Student data. WGU collects a ton of information about its students and considers itself “a big data player,” Pulsipher said. While he didn’t get into specifics, he pretty much confirmed what I’d heard from the head of WGU Labs, Jason Levin, about a new data-analytics tool in development to compete with commercial products now in the market. When I met him in February in Salt Lake City, headquarters for WGU and WGU Labs, Levin told me that WGU Labs wants to create something less costly, easier to implement, and more effective than what’s out there today.
Digital credentials. WGU is one of many institutions and organizations working on ways for students to delineate and communicate, in machine-readable formats, the skills they’ve acquired through formal and informal education. On the other side of that equation, the university is taking a high-profile role in connecting those qualifications to the criteria employers are seeking for particular jobs, through the development of a Skills Library. It’s the kind of work that can get pretty geeky, pretty fast (as in “rich skill descriptors embedded with meta-data”). But through projects like the library and collaboration with the Open Skills Network, the university is advancing a “talent pipeline” movement that could eventually make hiring more efficient and surface potential opportunities for students before they finish their degrees. The return on investment for college grows, said Pulsipher, if students see value as they go.
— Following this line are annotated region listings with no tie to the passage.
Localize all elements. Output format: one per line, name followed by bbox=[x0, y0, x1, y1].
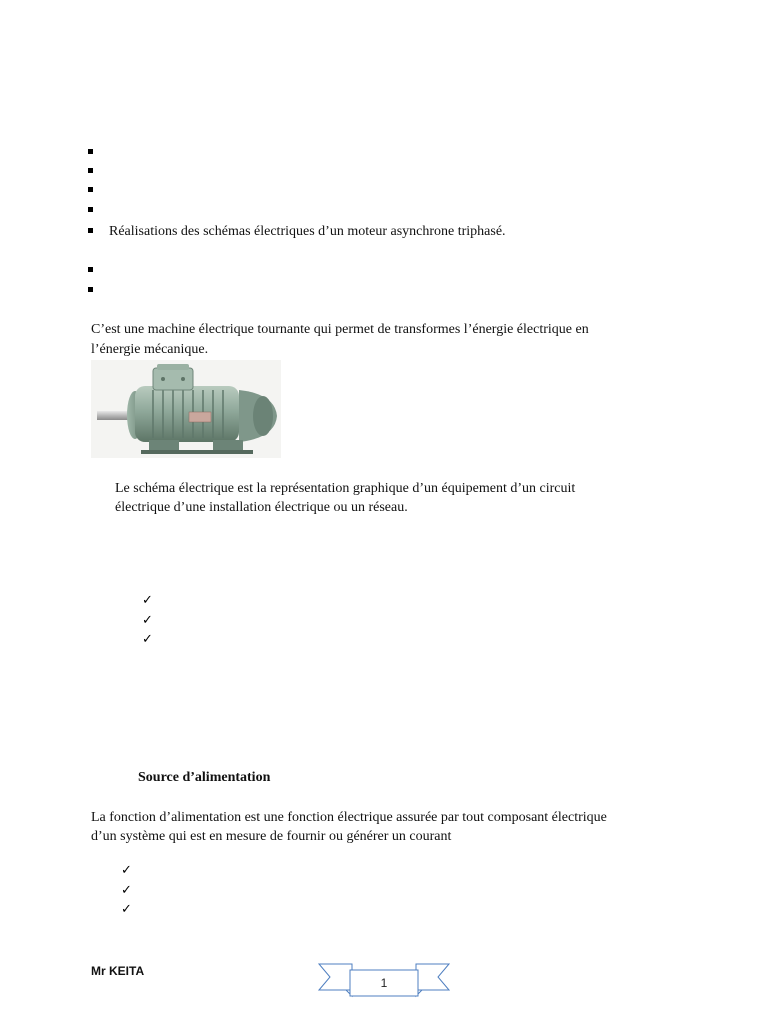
bullet-marker bbox=[88, 207, 93, 212]
power-definition-line-1: La fonction d’alimentation est une fonction électrique assurée par tout composant électrique bbox=[91, 810, 607, 825]
bullet-text: Réalisations des schémas électriques d’un moteur asynchrone triphasé. bbox=[109, 224, 506, 239]
checkmark-icon: ✓ bbox=[142, 593, 153, 608]
bullet-marker bbox=[88, 267, 93, 272]
electric-motor-icon bbox=[91, 360, 281, 458]
schema-definition-line-1: Le schéma électrique est la représentation graphique d’un équipement d’un circuit bbox=[115, 481, 576, 496]
page-number: 1 bbox=[380, 976, 388, 990]
motor-definition-line-2: l’énergie mécanique. bbox=[91, 342, 209, 357]
footer-author: Mr KEITA bbox=[91, 964, 145, 978]
section-heading: Source d’alimentation bbox=[138, 770, 271, 785]
electric-motor-image bbox=[91, 360, 281, 458]
checkmark-icon: ✓ bbox=[142, 613, 153, 628]
checkmark-icon: ✓ bbox=[121, 863, 132, 878]
bullet-marker bbox=[88, 187, 93, 192]
bullet-marker bbox=[88, 287, 93, 292]
bullet-marker bbox=[88, 149, 93, 154]
bullet-marker bbox=[88, 228, 93, 233]
page-number-ribbon bbox=[318, 962, 450, 998]
motor-definition-line-1: C’est une machine électrique tournante qui permet de transformes l’énergie électrique en bbox=[91, 322, 589, 337]
bullet-marker bbox=[88, 168, 93, 173]
power-definition-line-2: d’un système qui est en mesure de fournir ou générer un courant bbox=[91, 829, 452, 844]
checkmark-icon: ✓ bbox=[121, 883, 132, 898]
checkmark-icon: ✓ bbox=[142, 632, 153, 647]
checkmark-icon: ✓ bbox=[121, 902, 132, 917]
schema-definition-line-2: électrique d’une installation électrique ou un réseau. bbox=[115, 500, 408, 515]
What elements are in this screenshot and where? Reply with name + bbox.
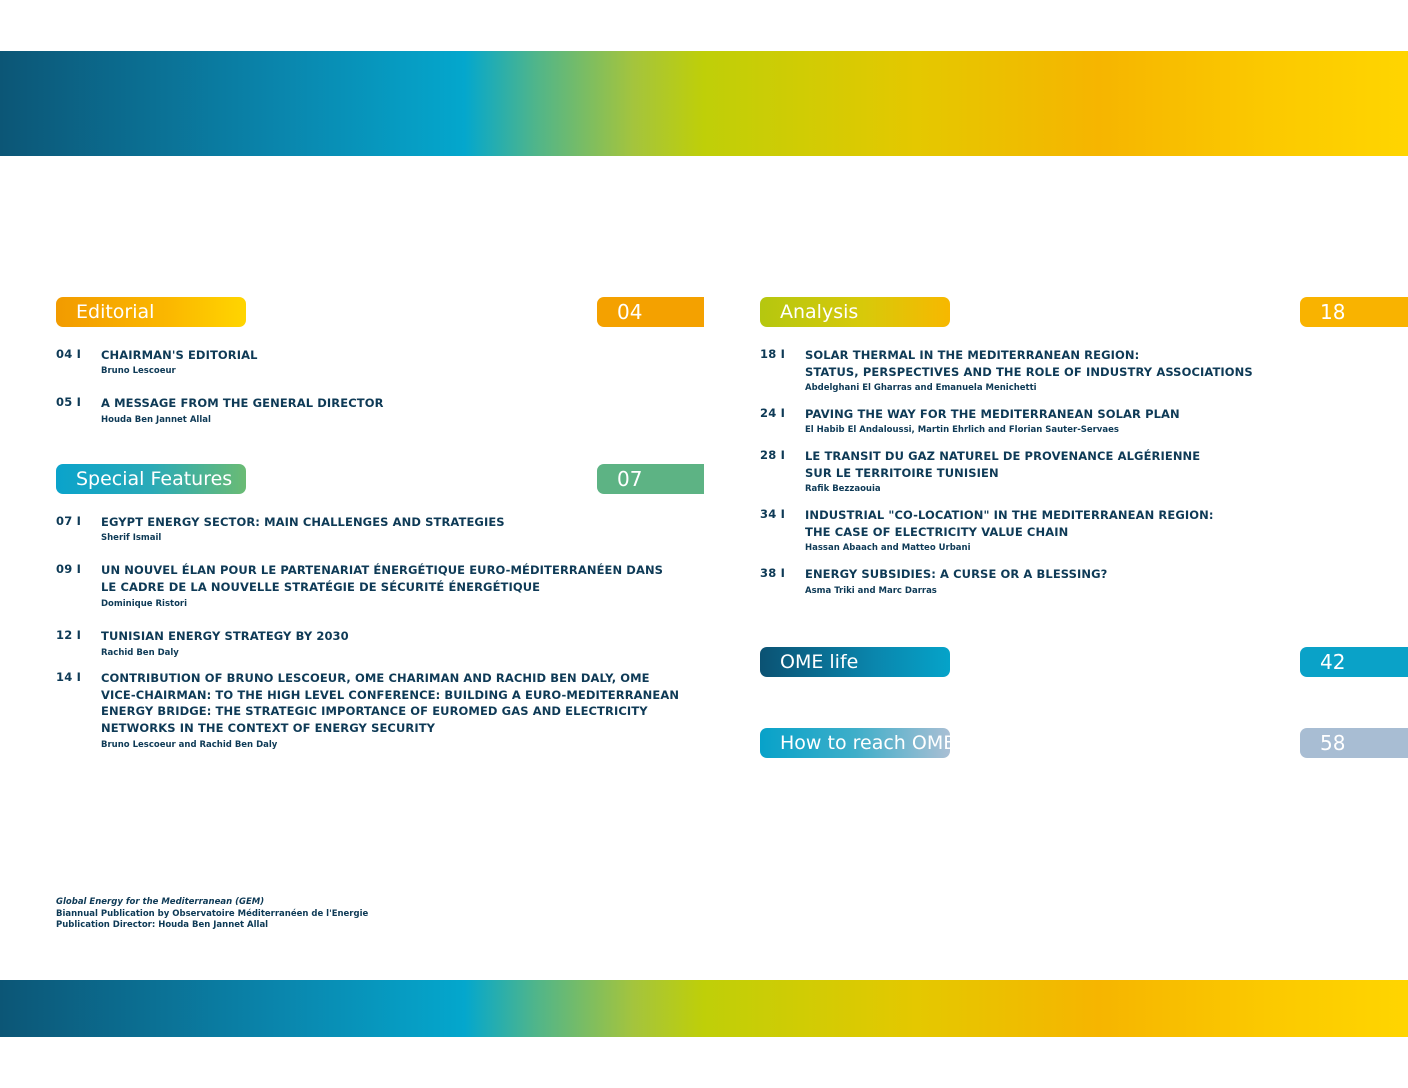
entry-page: 28 I <box>760 448 786 462</box>
section-editorial-label: Editorial <box>76 301 155 323</box>
entry-title-line: STATUS, PERSPECTIVES AND THE ROLE OF INDUSTRY ASSOCIATIONS <box>805 364 1253 379</box>
entry-page: 05 I <box>56 395 82 409</box>
section-omelife-page: 42 <box>1300 647 1408 677</box>
footer-publication-name: Global Energy for the Mediterranean (GEM) <box>56 897 265 907</box>
section-editorial-header[interactable] <box>56 297 246 327</box>
footer-director: Publication Director: Houda Ben Jannet Allal <box>56 920 269 930</box>
entry-page: 12 I <box>56 628 82 642</box>
publication-footer <box>56 897 368 932</box>
entry-title: TUNISIAN ENERGY STRATEGY BY 2030 <box>101 629 349 643</box>
entry-author: Rachid Ben Daly <box>101 648 179 658</box>
entry-title-line: LE CADRE DE LA NOUVELLE STRATÉGIE DE SÉCURITÉ ÉNERGÉTIQUE <box>101 579 541 594</box>
entry-title-line: SUR LE TERRITOIRE TUNISIEN <box>805 465 999 480</box>
section-editorial-page: 04 <box>597 297 704 327</box>
entry-title: CHAIRMAN'S EDITORIAL <box>101 348 258 362</box>
entry-page: 07 I <box>56 514 82 528</box>
entry-title-line: NETWORKS IN THE CONTEXT OF ENERGY SECURITY <box>101 720 436 735</box>
top-gradient-band <box>0 51 1408 156</box>
entry-author: Sherif Ismail <box>101 533 162 543</box>
entry-author: Bruno Lescoeur <box>101 366 176 376</box>
entry-page: 09 I <box>56 562 82 576</box>
entry-page: 18 I <box>760 347 786 361</box>
entry-author: Asma Triki and Marc Darras <box>805 586 937 596</box>
section-special-label: Special Features <box>76 468 233 490</box>
entry-author: Bruno Lescoeur and Rachid Ben Daly <box>101 740 278 750</box>
entry-title: PAVING THE WAY FOR THE MEDITERRANEAN SOLAR PLAN <box>805 407 1180 421</box>
bottom-gradient-band <box>0 980 1408 1037</box>
entry-title-line: VICE-CHAIRMAN: TO THE HIGH LEVEL CONFERENCE: BUILDING A EURO-MEDITERRANEAN <box>101 687 680 702</box>
section-special-page: 07 <box>597 464 704 494</box>
entry-author: El Habib El Andaloussi, Martin Ehrlich and Florian Sauter-Servaes <box>805 425 1119 435</box>
entry-page: 38 I <box>760 566 786 580</box>
entry-title-line: THE CASE OF ELECTRICITY VALUE CHAIN <box>805 524 1069 539</box>
section-reach-page: 58 <box>1300 728 1408 758</box>
entry-page: 14 I <box>56 670 82 684</box>
entry-author: Rafik Bezzaouia <box>805 484 881 494</box>
entry-title-line: SOLAR THERMAL IN THE MEDITERRANEAN REGION: <box>805 348 1140 362</box>
section-reach-header[interactable] <box>760 728 956 758</box>
section-reach-label: How to reach OME <box>780 732 956 754</box>
section-omelife-label: OME life <box>780 651 859 673</box>
entry-title-line: CONTRIBUTION OF BRUNO LESCOEUR, OME CHARIMAN AND RACHID BEN DALY, OME <box>101 671 650 685</box>
section-analysis-label: Analysis <box>780 301 859 323</box>
entry-page: 04 I <box>56 347 82 361</box>
footer-publisher: Biannual Publication by Observatoire Méditerranéen de l'Energie <box>56 908 369 919</box>
entry-title-line: INDUSTRIAL "CO-LOCATION" IN THE MEDITERRANEAN REGION: <box>805 508 1214 522</box>
section-omelife-header[interactable] <box>760 647 950 677</box>
section-analysis-page: 18 <box>1300 297 1408 327</box>
section-special-header[interactable] <box>56 464 246 494</box>
entry-title: A MESSAGE FROM THE GENERAL DIRECTOR <box>101 396 384 410</box>
entry-title-line: LE TRANSIT DU GAZ NATUREL DE PROVENANCE ALGÉRIENNE <box>805 449 1201 463</box>
entry-author: Dominique Ristori <box>101 599 188 609</box>
entry-page: 34 I <box>760 507 786 521</box>
section-analysis-header[interactable] <box>760 297 950 327</box>
entry-author: Abdelghani El Gharras and Emanuela Menichetti <box>805 383 1037 393</box>
entry-title: ENERGY SUBSIDIES: A CURSE OR A BLESSING? <box>805 567 1108 581</box>
entry-title: EGYPT ENERGY SECTOR: MAIN CHALLENGES AND STRATEGIES <box>101 515 505 529</box>
entry-title-line: ENERGY BRIDGE: THE STRATEGIC IMPORTANCE OF EUROMED GAS AND ELECTRICITY <box>101 704 648 718</box>
entry-page: 24 I <box>760 406 786 420</box>
entry-title-line: UN NOUVEL ÉLAN POUR LE PARTENARIAT ÉNERGÉTIQUE EURO-MÉDITERRANÉEN DANS <box>101 563 664 577</box>
entry-author: Houda Ben Jannet Allal <box>101 415 211 425</box>
entry-author: Hassan Abaach and Matteo Urbani <box>805 543 971 553</box>
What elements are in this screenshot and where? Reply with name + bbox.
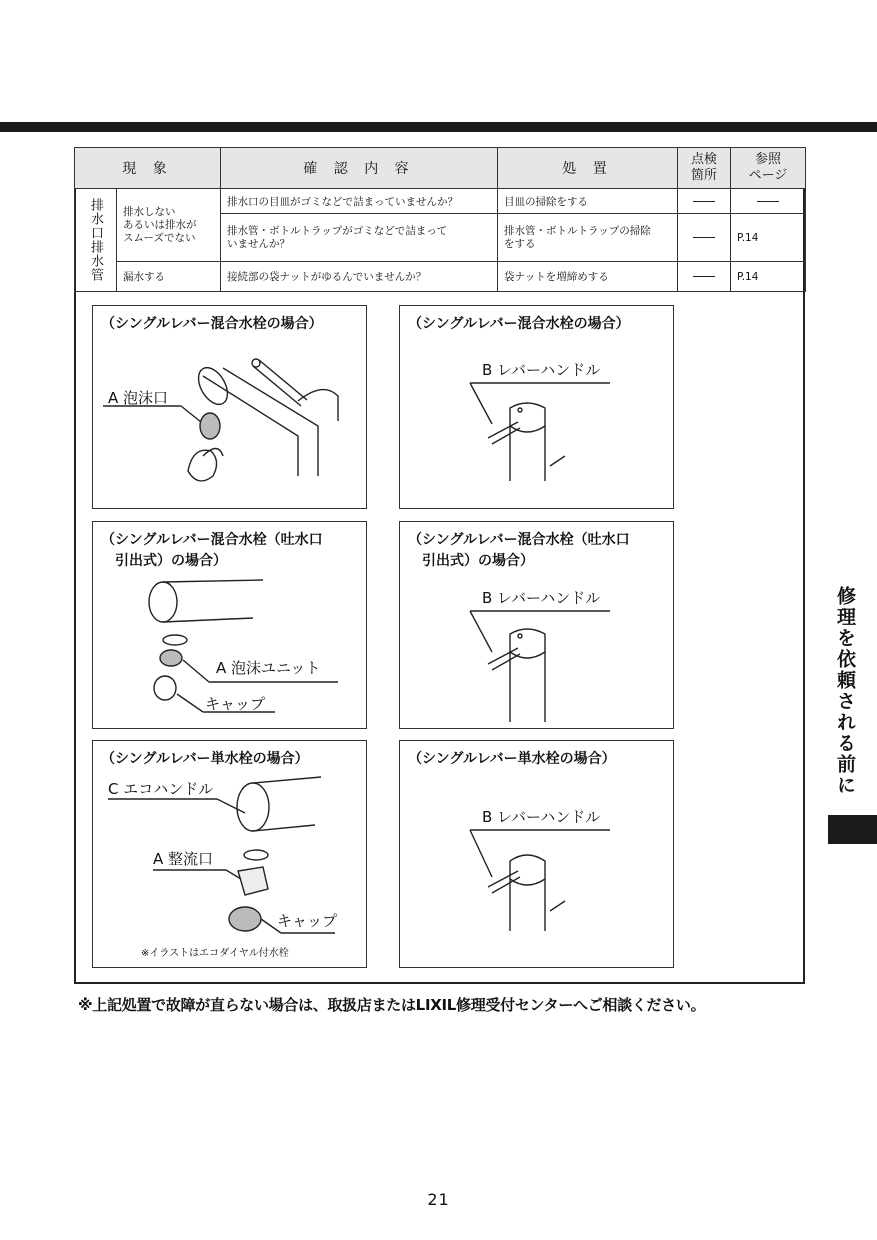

A conversation on the ‘changing higher-ed ecosystem.
It’s been a wild couple of years for online education and the rest of the ed-tech landscape. Join me this afternoon (Wednesday) at 2 p.m. Eastern time as I talk with three experts — Gates Bryant, partner at Tyton Partners; Sharon Leu, executive in residence at JFFLabs; and Marni Baker Stein, provost at Western Governors University — about what’s important to know about shifting opportunities and markets, and what’s OK to ignore. Sign up here to see it live and pose questions, or watch later on demand.
A clarification. In last week’s newsletter, I wrote that the Rhodes Trust offers just 32 Rhodes Scholarships a year. That figure, as I should have specified, is just for the United States. The trust also provides more than 70 additional scholarships annually to students from other parts of the world.